The Negroni dates back to the early 20th century, when it was supposedly concocted by an Italian count in Florence. That lengthy history has provided plenty of time for bartenders to experiment with the classic recipe of equal parts gin, sweet vermouth and Campari. Some choose to sub gin for another spirit, while others incorporate different fortified wines and bitter components. Chef and bar pro Kathy Casey makes the drink her own by adding fresh ruby red grapefruit.
Casey’s Grapefruit Negroni sticks with gin, sweet vermouth and Campari, but it tweaks the ratio, calling for more gin and less Campari. This adjustment yields a less bitter drink than the original. She chooses to squeeze and then drop in grapefruit wedges for a citrusy kick. You can also pour in fresh grapefruit juice, but adding the wedges lends additional grapefruit essence to the cocktail, as the peel’s oils interact with the other ingredients.
Unlike the classic Negroni, which is stirred, Casey shakes this drink. That’s because it contains citrus, and conventional wisdom dictates that you stir all-spirits cocktails and shake those that feature citrus, cream, egg white and other non-liquor ingredients.

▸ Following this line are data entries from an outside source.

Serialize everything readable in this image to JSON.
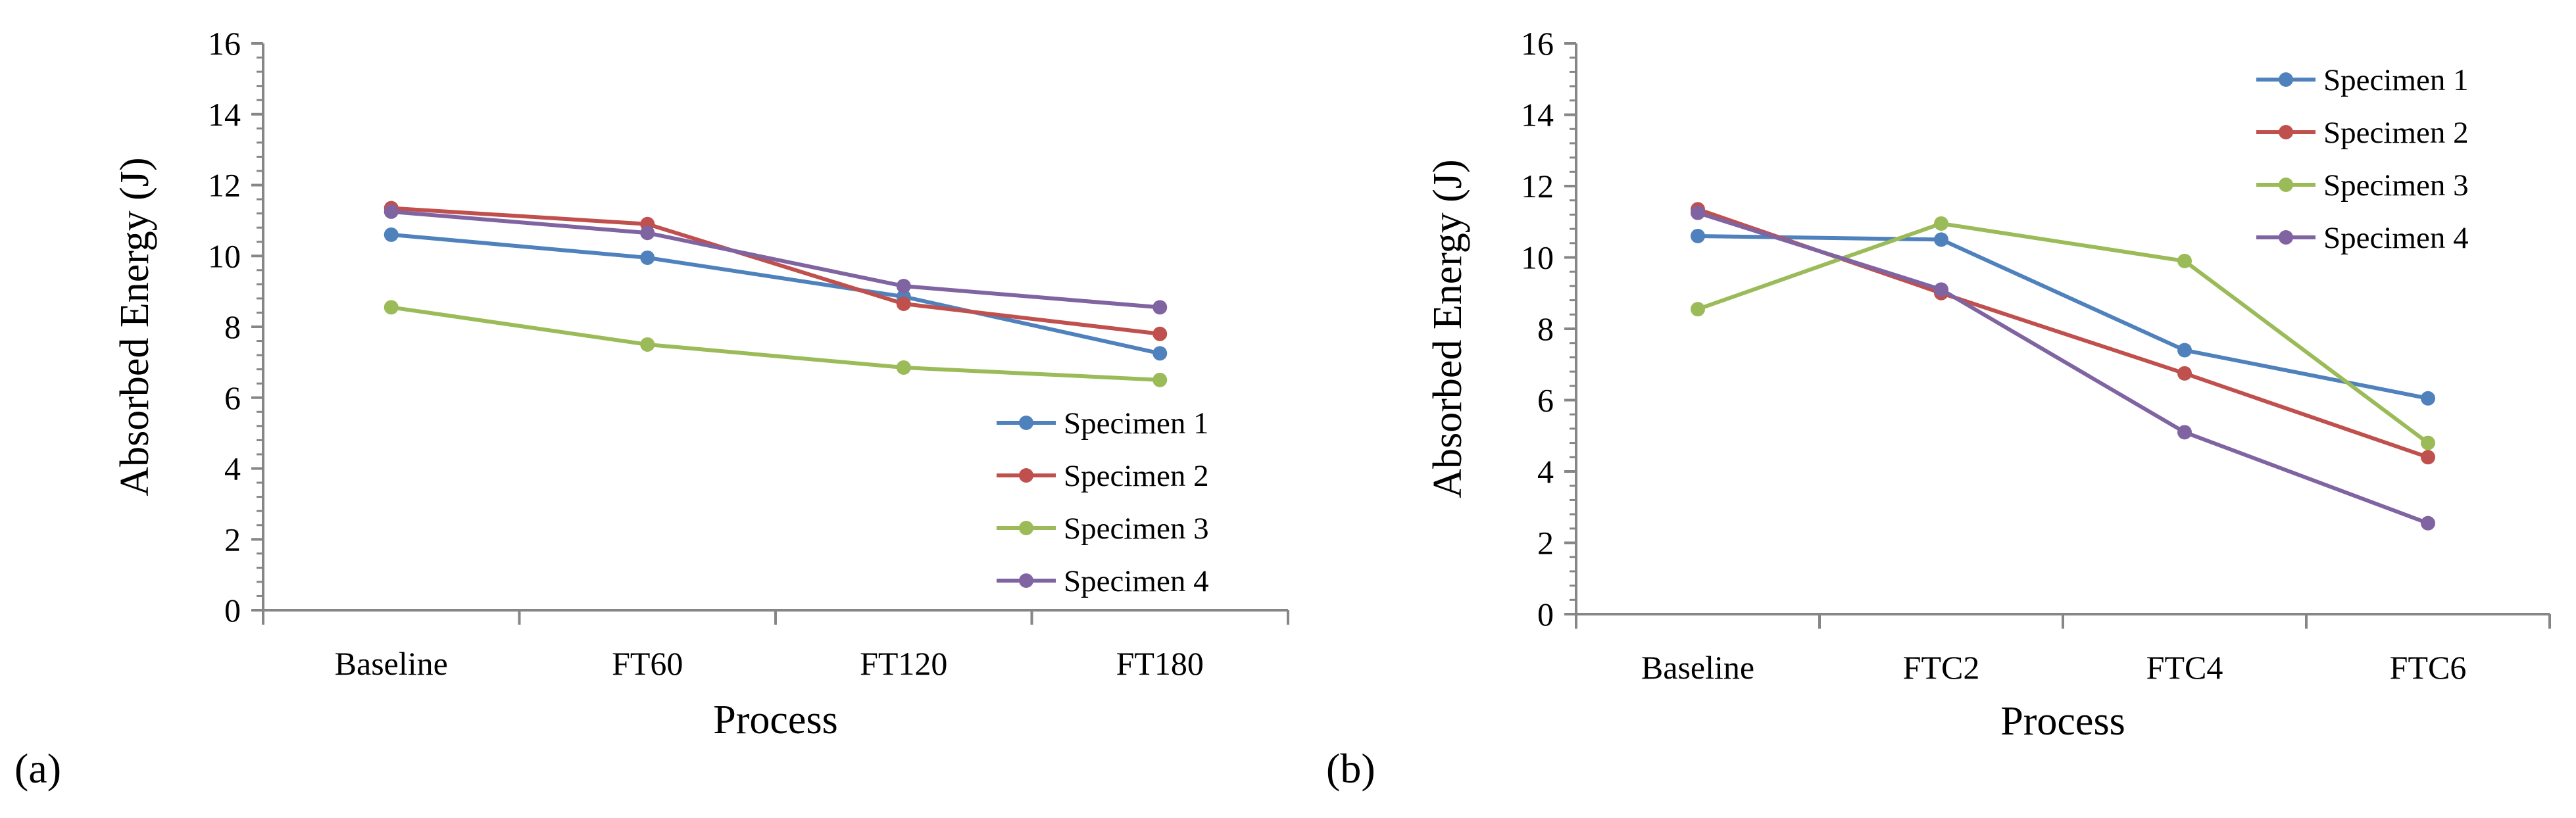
{
  "figure": {
    "panels": [
      {
        "label": "(a)"
      },
      {
        "label": "(b)"
      }
    ]
  },
  "chart_data": [
    {
      "type": "line",
      "panel": "(a)",
      "xlabel": "Process",
      "ylabel": "Absorbed Energy (J)",
      "ylim": [
        0,
        16
      ],
      "yticks": [
        0,
        2,
        4,
        6,
        8,
        10,
        12,
        14,
        16
      ],
      "categories": [
        "Baseline",
        "FT60",
        "FT120",
        "FT180"
      ],
      "grid": false,
      "legend_position": "bottom-right",
      "series": [
        {
          "name": "Specimen 1",
          "color": "#4f81bd",
          "values": [
            10.6,
            9.95,
            8.85,
            7.25
          ]
        },
        {
          "name": "Specimen 2",
          "color": "#c0504d",
          "values": [
            11.35,
            10.9,
            8.65,
            7.8
          ]
        },
        {
          "name": "Specimen 3",
          "color": "#9bbb59",
          "values": [
            8.55,
            7.5,
            6.85,
            6.5
          ]
        },
        {
          "name": "Specimen 4",
          "color": "#8064a2",
          "values": [
            11.25,
            10.65,
            9.15,
            8.55
          ]
        }
      ]
    },
    {
      "type": "line",
      "panel": "(b)",
      "xlabel": "Process",
      "ylabel": "Absorbed Energy (J)",
      "ylim": [
        0,
        16
      ],
      "yticks": [
        0,
        2,
        4,
        6,
        8,
        10,
        12,
        14,
        16
      ],
      "categories": [
        "Baseline",
        "FTC2",
        "FTC4",
        "FTC6"
      ],
      "grid": false,
      "legend_position": "top-right",
      "series": [
        {
          "name": "Specimen 1",
          "color": "#4f81bd",
          "values": [
            10.6,
            10.5,
            7.4,
            6.05
          ]
        },
        {
          "name": "Specimen 2",
          "color": "#c0504d",
          "values": [
            11.35,
            9.0,
            6.75,
            4.4
          ]
        },
        {
          "name": "Specimen 3",
          "color": "#9bbb59",
          "values": [
            8.55,
            10.95,
            9.9,
            4.8
          ]
        },
        {
          "name": "Specimen 4",
          "color": "#8064a2",
          "values": [
            11.25,
            9.1,
            5.1,
            2.55
          ]
        }
      ]
    }
  ]
}
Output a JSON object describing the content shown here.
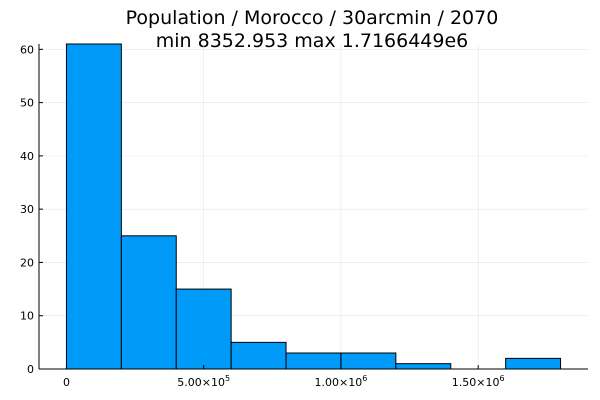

The Grapefruit Negroni is an easy riff on the original with a reward that outweighs the effort. The versatile grapefruit complements the botanical gin, the floral and herbal vermouth, and Campari’s bitter orange notes, leaving you with a fresh and fragrant cocktail.
2 peeled ruby red grapefruit segments (or 1 ounce fresh ruby red grapefruit juice)
1 1/2 ounces gin
1 ounce sweet vermouth
1/2 ounce Campari
Garnish: long, wide swath of grapefruit peel
Squeeze the grapefruit segments into a shaker and drop in the fruit (or add fresh juice).
Add the gin, sweet vermouth and Campari to the shaker with ice, and shake until well-chilled.
Place one large block of ice in a rocks glass and curl the grapefruit peel around the inside of the glass.
Strain into the prepared glass.
Negroni: The classic cocktail, with equal parts gin, sweet vermouth and Campari.
Mezcal Negroni: A simple but much-loved variation that uses mezcal in place of gin.
White Negroni: This version gets its bitterness from Suze gentian liqueur and subs Lillet Blanc for vermouth.
Boulevardier: The Negroni’s richer cousin, featuring bourbon instead of gin.